Alain Guionnet – Journal Revision

5 février 2013

VALSE DES ÉTOILES

Filed under: Uncategorized — guionnet @ 15:31

Nouvelle attaque de pirates ayant multiplié le nombre des votes pour éteindre des étoiles, encore qu’il puisse s’agir d’un homme seul. Il serait vain que la tête noire supportrice de Revision essaye de résister avec son vote. Seule la page d’accueil vient d’être dénigrée.

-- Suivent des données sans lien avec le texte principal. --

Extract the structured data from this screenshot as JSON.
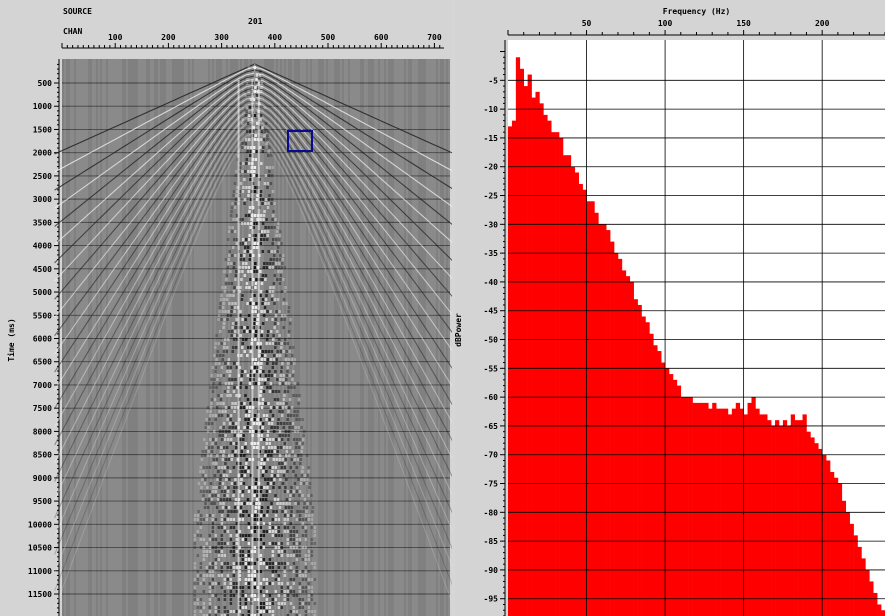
{
  "seismic": {
    "header": {
      "source_label": "SOURCE",
      "chan_label": "CHAN",
      "source_value": "201"
    },
    "chan_ticks": [
      "100",
      "200",
      "300",
      "400",
      "500",
      "600",
      "700"
    ],
    "time_axis_label": "Time (ms)",
    "time_ticks": [
      "500",
      "1000",
      "1500",
      "2000",
      "2500",
      "3000",
      "3500",
      "4000",
      "4500",
      "5000",
      "5500",
      "6000",
      "6500",
      "7000",
      "7500",
      "8000",
      "8500",
      "9000",
      "9500",
      "10000",
      "10500",
      "11000",
      "11500"
    ],
    "colors": {
      "background": "#858585",
      "traces": "#000000",
      "selection": "#0a0a90"
    }
  },
  "chart_data": {
    "type": "bar",
    "title": "",
    "xlabel": "Frequency (Hz)",
    "ylabel": "dBPower",
    "xlim": [
      0,
      240
    ],
    "ylim": [
      -98,
      2
    ],
    "x_ticks": [
      50,
      100,
      150,
      200
    ],
    "y_ticks": [
      -5,
      -10,
      -15,
      -20,
      -25,
      -30,
      -35,
      -40,
      -45,
      -50,
      -55,
      -60,
      -65,
      -70,
      -75,
      -80,
      -85,
      -90,
      -95
    ],
    "grid": true,
    "bar_color": "#ff0000",
    "bar_width_hz": 2.5,
    "x": [
      0,
      2.5,
      5,
      7.5,
      10,
      12.5,
      15,
      17.5,
      20,
      22.5,
      25,
      27.5,
      30,
      32.5,
      35,
      37.5,
      40,
      42.5,
      45,
      47.5,
      50,
      52.5,
      55,
      57.5,
      60,
      62.5,
      65,
      67.5,
      70,
      72.5,
      75,
      77.5,
      80,
      82.5,
      85,
      87.5,
      90,
      92.5,
      95,
      97.5,
      100,
      102.5,
      105,
      107.5,
      110,
      112.5,
      115,
      117.5,
      120,
      122.5,
      125,
      127.5,
      130,
      132.5,
      135,
      137.5,
      140,
      142.5,
      145,
      147.5,
      150,
      152.5,
      155,
      157.5,
      160,
      162.5,
      165,
      167.5,
      170,
      172.5,
      175,
      177.5,
      180,
      182.5,
      185,
      187.5,
      190,
      192.5,
      195,
      197.5,
      200,
      202.5,
      205,
      207.5,
      210,
      212.5,
      215,
      217.5,
      220,
      222.5,
      225,
      227.5,
      230,
      232.5,
      235,
      237.5
    ],
    "values": [
      -13,
      -12,
      -1,
      -3,
      -6,
      -4,
      -8,
      -7,
      -9,
      -11,
      -12,
      -14,
      -14,
      -15,
      -18,
      -18,
      -20,
      -21,
      -23,
      -24,
      -26,
      -26,
      -28,
      -30,
      -30,
      -31,
      -33,
      -35,
      -36,
      -38,
      -39,
      -40,
      -43,
      -44,
      -46,
      -47,
      -49,
      -51,
      -52,
      -54,
      -55,
      -56,
      -57,
      -58,
      -60,
      -60,
      -60,
      -61,
      -61,
      -61,
      -61,
      -62,
      -61,
      -62,
      -62,
      -62,
      -63,
      -62,
      -61,
      -62,
      -63,
      -61,
      -60,
      -62,
      -63,
      -63,
      -64,
      -65,
      -64,
      -65,
      -64,
      -65,
      -63,
      -64,
      -64,
      -63,
      -66,
      -67,
      -68,
      -69,
      -70,
      -71,
      -73,
      -74,
      -75,
      -78,
      -80,
      -82,
      -84,
      -86,
      -88,
      -90,
      -92,
      -94,
      -96,
      -97
    ]
  }
}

Qui a commis cet outrage ? Un judéocideur, stupéfait devant le nombre de découvertes historiques faites en si peu de temps ? Hypothèse que nous envisagerons plus loin. Un faurissonien, furieux de voir la construction de son chef exploser ? C’est possible, car deux papiers sont épargnés, « Pendant que France jacasse » et « Complot juif », tandis que « 16 septembre 1989 » est sauvagement vilipendé. C’est à partir de ce papier que Georges Theil a cessé d’assaillir le site avec ses commentaires. Comme si nos observations sur la tentative de meurtre présumée de Faurisson avaient été goutte d’eau ayant fait déborder le vase. Mais alors pourquoi le pirate extermine-t-il « Guerre 0 mort », qui évoque les dernières élucubrations de Vincent Reynouard dont le site parle, car il les tient en partie pour recevables ? Parce que le faurissonien en question ne verrait pas en Reynouard successeur du pape ?

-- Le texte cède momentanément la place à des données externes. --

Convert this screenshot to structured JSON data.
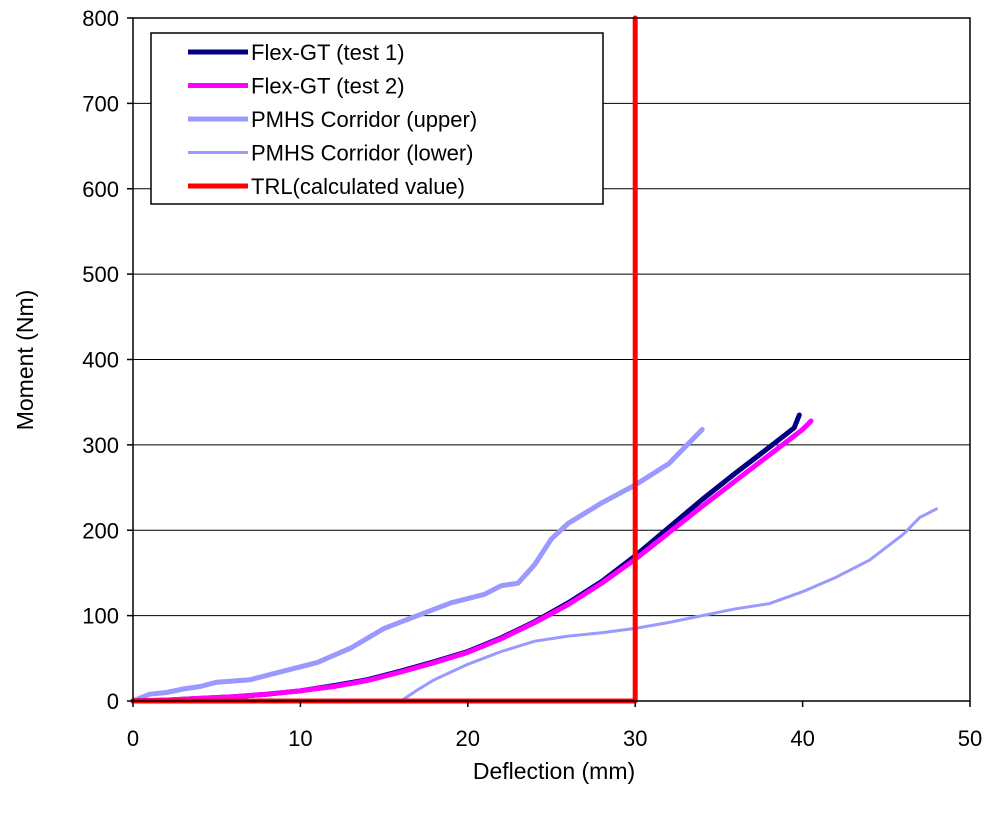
{
  "chart_data": {
    "type": "line",
    "xlabel": "Deflection (mm)",
    "ylabel": "Moment (Nm)",
    "xlim": [
      0,
      50
    ],
    "ylim": [
      0,
      800
    ],
    "xticks": [
      0,
      10,
      20,
      30,
      40,
      50
    ],
    "yticks": [
      0,
      100,
      200,
      300,
      400,
      500,
      600,
      700,
      800
    ],
    "grid": "horizontal",
    "legend_position": "top-left",
    "series": [
      {
        "name": "Flex-GT (test 1)",
        "color": "#000080",
        "width": "thick",
        "x": [
          0,
          2,
          4,
          6,
          8,
          10,
          12,
          14,
          16,
          18,
          20,
          22,
          24,
          26,
          28,
          30,
          32,
          34,
          36,
          38,
          39.5,
          39.8
        ],
        "y": [
          0,
          1,
          3,
          5,
          8,
          12,
          18,
          25,
          35,
          46,
          58,
          74,
          93,
          115,
          140,
          170,
          203,
          236,
          267,
          297,
          320,
          335
        ]
      },
      {
        "name": "Flex-GT (test 2)",
        "color": "#FF00FF",
        "width": "thick",
        "x": [
          0,
          2,
          4,
          6,
          8,
          10,
          12,
          14,
          16,
          18,
          20,
          22,
          24,
          26,
          28,
          30,
          32,
          34,
          36,
          38,
          40,
          40.5
        ],
        "y": [
          0,
          1,
          3,
          5,
          8,
          12,
          17,
          24,
          34,
          45,
          57,
          73,
          92,
          113,
          138,
          166,
          197,
          228,
          258,
          288,
          318,
          328
        ]
      },
      {
        "name": "PMHS Corridor (upper)",
        "color": "#9999FF",
        "width": "thick",
        "x": [
          0,
          1,
          2,
          3,
          4,
          5,
          7,
          9,
          11,
          13,
          15,
          17,
          19,
          21,
          22,
          23,
          24,
          25,
          26,
          28,
          30,
          32,
          34
        ],
        "y": [
          0,
          8,
          10,
          14,
          17,
          22,
          25,
          35,
          45,
          62,
          85,
          100,
          115,
          125,
          135,
          138,
          160,
          190,
          208,
          232,
          253,
          278,
          318
        ]
      },
      {
        "name": "PMHS Corridor (lower)",
        "color": "#9999FF",
        "width": "thin",
        "x": [
          16,
          17,
          18,
          20,
          22,
          24,
          26,
          28,
          30,
          32,
          34,
          36,
          38,
          40,
          42,
          44,
          46,
          47,
          48
        ],
        "y": [
          0,
          13,
          25,
          43,
          58,
          70,
          76,
          80,
          85,
          92,
          100,
          108,
          114,
          128,
          145,
          165,
          195,
          215,
          225
        ]
      },
      {
        "name": "TRL(calculated value)",
        "color": "#FF0000",
        "width": "thick",
        "x": [
          0,
          30,
          30
        ],
        "y": [
          0,
          0,
          800
        ]
      }
    ]
  }
}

Que Reynouard soit disciple de Faurisson, c’est certain. Les faurissoniens font mine de le soutenir, mais ses prises de position sont contestées, des faurissoniens ne les jugeant pas assez à droite. Car il y a gens qui s’accrochent à leur couleur politique chez les révisos, qui n’ont pas compris qu’ils doivent s’en départir s’ils espèrent un jour pouvoir l’emporter.

Prenons l’exemple du révisionnisme de l’affaire Dreyfus. Le juif Bernard Lazare en fut grand artisan. Il commença par reconnaître les thèses antisémitiques en partie fondées. Réputé de gauche, tenu pour anarchiste par Wikipédia, il tendit la main à Édouard Drumont. Lazare joua la carte du néologue. Il collecta ainsi de précieuses informations qui lui furent utiles dans son travail de sape du montage antidreyfusard bâclé (au plan médiatique s’entend, au plan judiciaire nous ne savons pas, car le dossier fut en partie détruit). Lazare sema le doute. Puis surgit le goy Émile Zola qui joua au fort-à-bras en publiant « J’accuse » à la une de l’Aurore. Zola fut condamné et dut se réfugier dans la perfide Albion, mais pas Lazare.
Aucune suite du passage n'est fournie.